Галей вздохнул: может быть, и правда не понимал.
Он учился в техникуме, но половину времени студенты проводили на заводе, Николка и он — в кузнице, потому что готовили их техниками по горячей обработке металлов. Кузницу не сравнить со столярным цехом, тут горячие печи, тяжелые ковочные прессы. Начальником цеха был выдвиженец из рабочих, хороший горновой кузнец, замечательно умел работать на молотах-прессах, но в расчетах и чертежах не разбирался. Фамилия у него была Горюхин, он не терпел ничьих указаний и любил, чтобы все было по нему. К ребятам он снисходил за их желание во все вникать и за то, что они пачкались в мазуте и смазке, не жалея своей одежды. Когда испытывали новые штампы и приспособления, он обязательно звал ребят, учил, как настраивать и устанавливать оборудование, и улыбался каждою грустной морщиной. Но вот надо было рассчитать заготовку, и он завистливо, с подначкой как будто кричал:
— А ну, вы кто? Вот погляжу, как маракуете в чертежах… сопля!
Но в душе он был незлой человек, потом они сдружились, а когда Горюхина обязали учиться на вечерних курсах мастеров, он сам попросил прикрепить к нему для подмоги студентов.
Так вот и жил: ходил в техникум, работал на заводе, сам варил себе еду и стирал загрязнившуюся одежду и находил это скучное занятие даже приятным. Иногда, вспомнив отца, жалел его вчуже, но проживание вместе ничего не прибавило бы к его сыновним чувствам.

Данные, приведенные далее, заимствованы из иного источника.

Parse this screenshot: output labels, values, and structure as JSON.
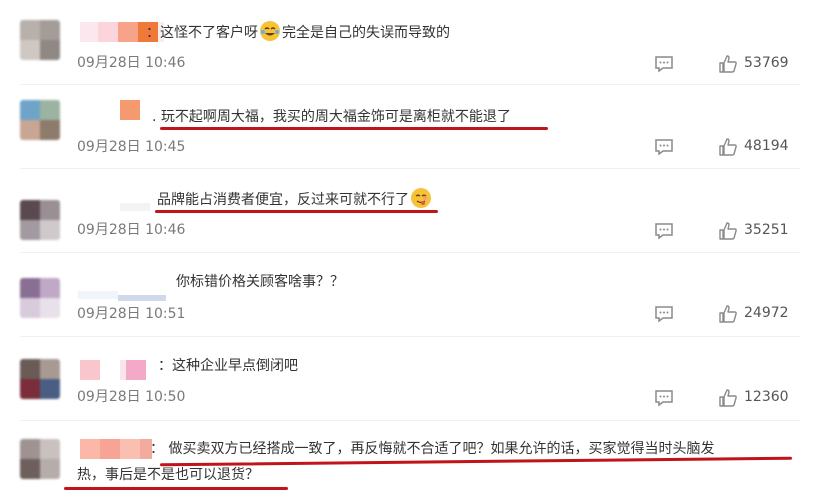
{
  "comments": [
    {
      "time": "09月28日 10:46",
      "prefix": "：",
      "text_a": "这怪不了客户呀",
      "text_b": "完全是自己的失误而导致的",
      "likes": "53769",
      "emoji": "crying-laughing-emoji",
      "underlined": false
    },
    {
      "time": "09月28日 10:45",
      "prefix": ".",
      "text": "玩不起啊周大福，我买的周大福金饰可是离柜就不能退了",
      "likes": "48194",
      "underlined": true
    },
    {
      "time": "09月28日 10:46",
      "prefix": "",
      "text": "品牌能占消费者便宜，反过来可就不行了",
      "likes": "35251",
      "emoji": "smirk-tongue-emoji",
      "underlined": true
    },
    {
      "time": "09月28日 10:51",
      "prefix": "",
      "text": "你标错价格关顾客啥事？？",
      "likes": "24972",
      "underlined": false
    },
    {
      "time": "09月28日 10:50",
      "prefix": "：",
      "text": "这种企业早点倒闭吧",
      "likes": "12360",
      "underlined": false
    },
    {
      "time": "",
      "prefix": "：",
      "text_line1": "做买卖双方已经搭成一致了，再反悔就不合适了吧？如果允许的话，买家觉得当时头脑发",
      "text_line2": "热，事后是不是也可以退货？",
      "likes": "",
      "underlined": true
    }
  ],
  "colors": {
    "underline": "#c0141a",
    "time": "#7a7a7a",
    "text": "#333333"
  }
}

Рядом был двор, где жила Бану со своим отцом, но он не смотрел туда, а если случайно и глянет, то ничего там как будто не видел: так сильно ненавидел он свое прошлое. Извозчик, говорили, собирается отдать дочку за пожилого сапожника. Галей услышал однажды жалобную песенку Бану:
и он заплакал, думая, что жалеет себя.
Вот прошел год, они с Николкой учились уже на втором курсе, а Вера заканчивала фельдшерско-акушерскую школу. Эта пара была такая самостоятельная, что решила пожениться. Но в тот день, когда Вера и Николка ходили записываться, он исчез из города на весь день. Он завидовал друзьям и стыдился своей зависти.
А еще через год возвратилась в город Мастура. Она стала теперь не такая строгая, чаще улыбалась, но улыбка была грустная. Он брал ее руку и нес в своей ладони, и так ее любил, эту маленькую горячую руку, но совсем не чувствовал собственного тела — и это было ново, необыкновенно.

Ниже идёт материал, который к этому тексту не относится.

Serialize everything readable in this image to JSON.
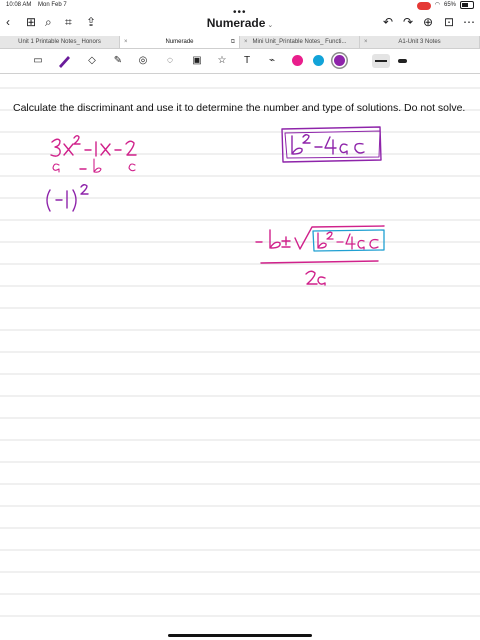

Николка и Вера сперва вроде в шутку, потом все серьезней, строже стали говорить, что нечего тянуть и мучить друг друга, а надо пожениться. Вера приводила сильнейший, по ее мнению, довод:
— Ты комсомолка? — говорила она Мастуре. — Если ты комсомолка, должна ли ты поступать по старым, глупым обрядам? А ты!.. — наступала на Галея.
— А что я? — отвечал он и пожимал плечами.
— Так вы никогда не станете счастливыми. Коля, идем! Я покажу им, где загс.
И вправду пришли в загс. А паспорта у него нет, паспорт дома! Ему велели бежать домой. Дверь заперта, а ключ — он все карманы перерыл, нет ключа! Он выставил раму, проник в дом через окно и, схватив паспорт, побежал в загс. У Мастуры даже и паспорта не спросили.
Мастура жила с матерью, старшие сестры были кто в Казани, кто в Омске, отец умер от тифа в двадцатом году. Мать работала нянечкой в детском приюте. Целые сутки она жила с этими сиротами, как со своими детьми, а придя домой, на бумаге писала их имена. Похоже на игру, но усвоение грамоты для нее серьезное дело, и детей она любит до самозабвения.
Они пока еще скрывали от матери самовольную женитьбу, но то ли кто сказал, то ли сама она поняла чутьем матери. Когда однажды молодые люди объявились перед ней — будь что будет, дальше прятаться нельзя, — она, всплакнув, прочитала перед их удивленными лицами молитву. И пожелала им много детей.
А детей не было долго, целых четыре года. Галей страдал и суеверно винил себя, свое мальчишеское грехопадение. Утром он видел в зеркале перед умывальником свое лицо: острое, черное, точно обугленное. И работа в техотделе шла у него ни шатко, ни валко, сослуживцы словно тяготились им, а ему они были противны. Он пошел к Николке — излить душу: скучно и тяжело ему!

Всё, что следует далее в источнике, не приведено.